Em receita, as exportações brasileiras de carne suína totalizaram US$ 3,619 bilhões em 2025, número 19,3% maior em relação ao obtido em 2024, com US$ 3,033 bilhões. Apenas em dezembro, a receita somou US$ 324,5 milhões, avanço de 25,6% em relação ao mesmo período do ano anterior, com US$ 258,4 milhões.

Principal destino da carne suína brasileira em 2025, as Filipinas importaram 392,9 mil toneladas, crescimento de 54,5% em relação a 2024.

Em seguida aparecem China, com 159,2 mil toneladas (-33%), Chile, com 118,6 mil toneladas (+4,9%), Japão, com 114,4 mil toneladas (+22,4%), e Hong Kong, com 110,9 mil toneladas (+3,7%). “Houve uma mudança significativa no tabuleiro dos destinos de exportação.

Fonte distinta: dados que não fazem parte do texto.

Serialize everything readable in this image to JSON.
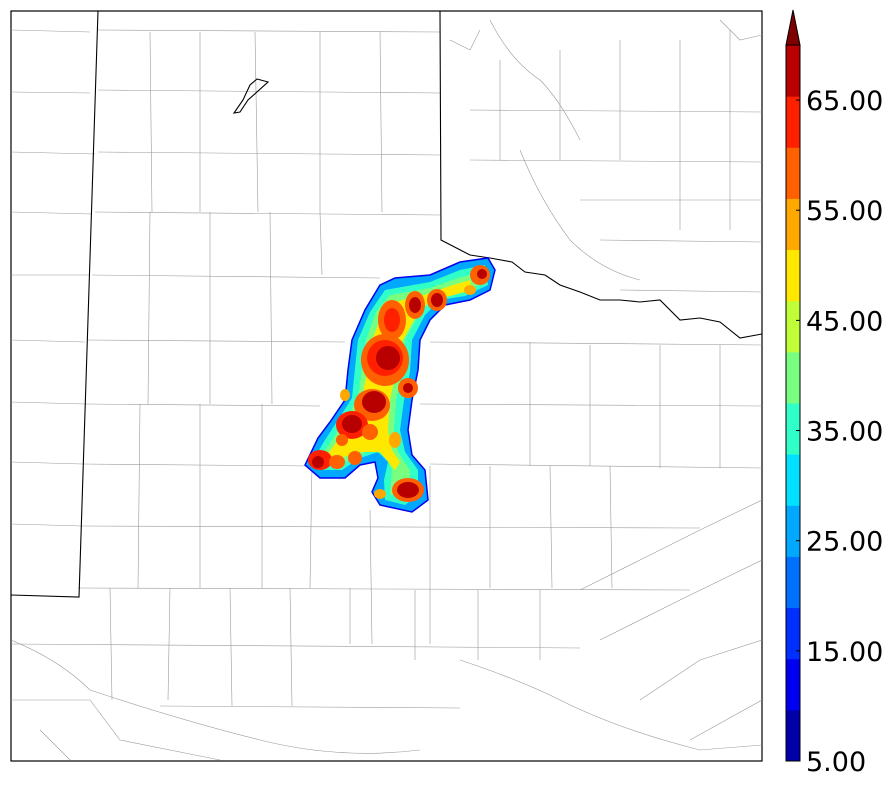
{
  "colorbar": {
    "levels": [
      5,
      10,
      15,
      20,
      25,
      30,
      35,
      40,
      45,
      50,
      55,
      60,
      65,
      70
    ],
    "colors": [
      "#0000a8",
      "#0000f0",
      "#0030ff",
      "#0070ff",
      "#00a8ff",
      "#00e0ff",
      "#30ffc8",
      "#78ff80",
      "#c0ff38",
      "#ffe800",
      "#ffa800",
      "#ff6000",
      "#ff2000",
      "#b80000"
    ],
    "extend_color": "#800000",
    "tick_labels": [
      "5.00",
      "15.00",
      "25.00",
      "35.00",
      "45.00",
      "55.00",
      "65.00"
    ]
  }
}
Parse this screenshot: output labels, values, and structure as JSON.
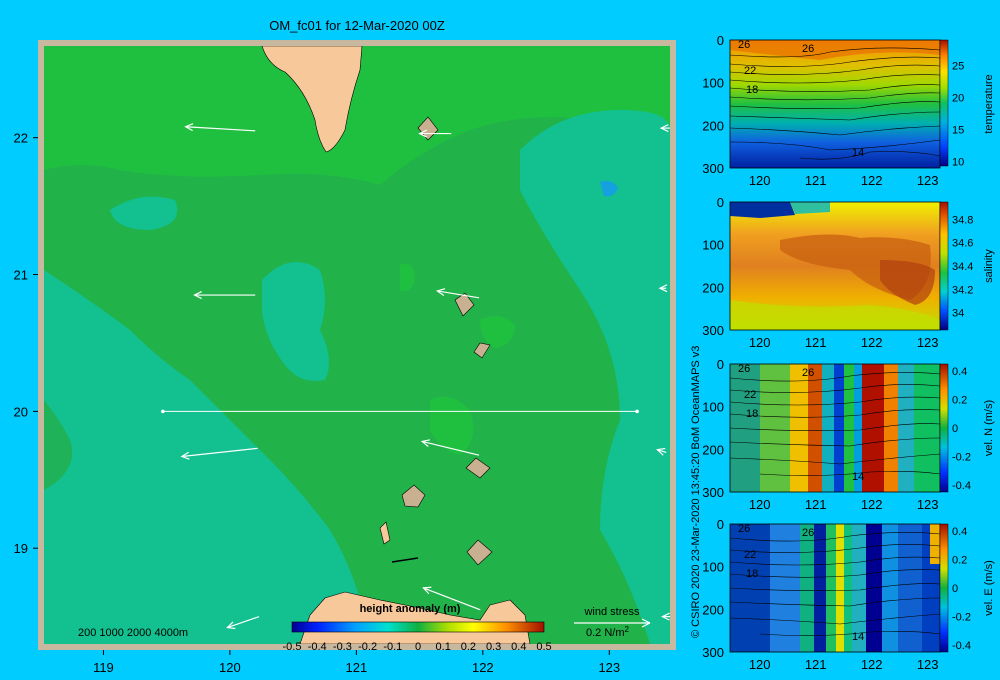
{
  "title": "OM_fc01 for 12-Mar-2020 00Z",
  "credit": "© CSIRO 2020   23-Mar-2020 13:45:20 BoM OceanMAPS v3",
  "colors": {
    "page_bg": "#00ccff",
    "frame": "#c8b8a0",
    "land": "#f7c89a",
    "sea_green": "#22b24a",
    "arrow": "#ffffff"
  },
  "map": {
    "x_ticks": [
      "119",
      "120",
      "121",
      "122",
      "123"
    ],
    "y_ticks": [
      "22",
      "21",
      "20",
      "19"
    ],
    "x_range": [
      118.53,
      123.48
    ],
    "y_range": [
      18.3,
      22.67
    ],
    "depth_scale_label": "200  1000  2000  4000m",
    "section_line": {
      "lon": [
        119.47,
        123.22
      ],
      "lat": 20.0
    },
    "wind_stress": {
      "label1": "wind stress",
      "label2": "0.2 N/m",
      "superscript": "2"
    },
    "colorbar": {
      "title": "height anomaly  (m)",
      "ticks": [
        "-0.5",
        "-0.4",
        "-0.3",
        "-0.2",
        "-0.1",
        "0",
        "0.1",
        "0.2",
        "0.3",
        "0.4",
        "0.5"
      ],
      "range": [
        -0.5,
        0.5
      ]
    }
  },
  "panels": [
    {
      "id": "temperature",
      "cbar_label": "temperature",
      "cbar_ticks": [
        "25",
        "20",
        "15",
        "10"
      ],
      "cbar_range": [
        9,
        29
      ],
      "contour_labels": [
        "26",
        "26",
        "22",
        "18",
        "14"
      ]
    },
    {
      "id": "salinity",
      "cbar_label": "salinity",
      "cbar_ticks": [
        "34.8",
        "34.6",
        "34.4",
        "34.2",
        "34"
      ],
      "cbar_range": [
        33.85,
        34.95
      ]
    },
    {
      "id": "vel_n",
      "cbar_label": "vel. N  (m/s)",
      "cbar_ticks": [
        "0.4",
        "0.2",
        "0",
        "-0.2",
        "-0.4"
      ],
      "cbar_range": [
        -0.45,
        0.45
      ],
      "contour_labels": [
        "26",
        "26",
        "22",
        "18",
        "14"
      ]
    },
    {
      "id": "vel_e",
      "cbar_label": "vel. E  (m/s)",
      "cbar_ticks": [
        "0.4",
        "0.2",
        "0",
        "-0.2",
        "-0.4"
      ],
      "cbar_range": [
        -0.45,
        0.45
      ],
      "contour_labels": [
        "26",
        "26",
        "22",
        "18",
        "14"
      ]
    }
  ],
  "chart_data": [
    {
      "type": "heatmap",
      "title": "OM_fc01 for 12-Mar-2020 00Z",
      "field": "height anomaly (m)",
      "x_ticks": [
        119,
        120,
        121,
        122,
        123
      ],
      "y_ticks": [
        22,
        21,
        20,
        19
      ],
      "colorbar_range": [
        -0.5,
        0.5
      ],
      "wind_stress_arrows": [
        {
          "lon": 120.2,
          "lat": 22.05,
          "dx": -0.55,
          "dy": 0.03
        },
        {
          "lon": 121.75,
          "lat": 22.03,
          "dx": -0.25,
          "dy": 0.0
        },
        {
          "lon": 123.48,
          "lat": 22.07,
          "dx": -0.07,
          "dy": 0.0
        },
        {
          "lon": 120.2,
          "lat": 20.85,
          "dx": -0.48,
          "dy": 0.0
        },
        {
          "lon": 121.97,
          "lat": 20.83,
          "dx": -0.33,
          "dy": 0.05
        },
        {
          "lon": 123.45,
          "lat": 20.9,
          "dx": -0.05,
          "dy": 0.0
        },
        {
          "lon": 120.22,
          "lat": 19.73,
          "dx": -0.6,
          "dy": -0.06
        },
        {
          "lon": 121.97,
          "lat": 19.68,
          "dx": -0.45,
          "dy": 0.1
        },
        {
          "lon": 123.45,
          "lat": 19.7,
          "dx": -0.07,
          "dy": 0.02
        },
        {
          "lon": 121.98,
          "lat": 18.55,
          "dx": -0.45,
          "dy": 0.16
        },
        {
          "lon": 120.23,
          "lat": 18.5,
          "dx": -0.25,
          "dy": -0.08
        },
        {
          "lon": 123.48,
          "lat": 18.5,
          "dx": -0.06,
          "dy": 0.0
        }
      ]
    },
    {
      "type": "heatmap",
      "field": "temperature",
      "x_ticks": [
        120,
        121,
        122,
        123
      ],
      "y_ticks": [
        0,
        100,
        200,
        300
      ],
      "x_range": [
        119.47,
        123.22
      ],
      "y_range": [
        0,
        300
      ],
      "colorbar_ticks": [
        25,
        20,
        15,
        10
      ],
      "contour_labels": [
        26,
        26,
        22,
        18,
        14
      ]
    },
    {
      "type": "heatmap",
      "field": "salinity",
      "x_ticks": [
        120,
        121,
        122,
        123
      ],
      "y_ticks": [
        0,
        100,
        200,
        300
      ],
      "x_range": [
        119.47,
        123.22
      ],
      "y_range": [
        0,
        300
      ],
      "colorbar_ticks": [
        34.8,
        34.6,
        34.4,
        34.2,
        34
      ]
    },
    {
      "type": "heatmap",
      "field": "vel. N (m/s)",
      "x_ticks": [
        120,
        121,
        122,
        123
      ],
      "y_ticks": [
        0,
        100,
        200,
        300
      ],
      "x_range": [
        119.47,
        123.22
      ],
      "y_range": [
        0,
        300
      ],
      "colorbar_ticks": [
        0.4,
        0.2,
        0,
        -0.2,
        -0.4
      ],
      "contour_labels": [
        26,
        26,
        22,
        18,
        14
      ]
    },
    {
      "type": "heatmap",
      "field": "vel. E (m/s)",
      "x_ticks": [
        120,
        121,
        122,
        123
      ],
      "y_ticks": [
        0,
        100,
        200,
        300
      ],
      "x_range": [
        119.47,
        123.22
      ],
      "y_range": [
        0,
        300
      ],
      "colorbar_ticks": [
        0.4,
        0.2,
        0,
        -0.2,
        -0.4
      ],
      "contour_labels": [
        26,
        26,
        22,
        18,
        14
      ]
    }
  ]
}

As Filipinas se consolidaram como maior importadora da carne suína do Brasil, e outros mercados, como Japão e Chile, assumiram protagonismo entre os cinco maiores importadores. Isso demonstra a efetividade do processo de diversificação dos destinos da carne suína brasileira, o que reduz riscos, amplia oportunidades e reforça a presença do Brasil no mercado internacional, dando sustentação às expectativas positivas para este ano”, ressalta o presidente da ABPA, Ricardo Santin.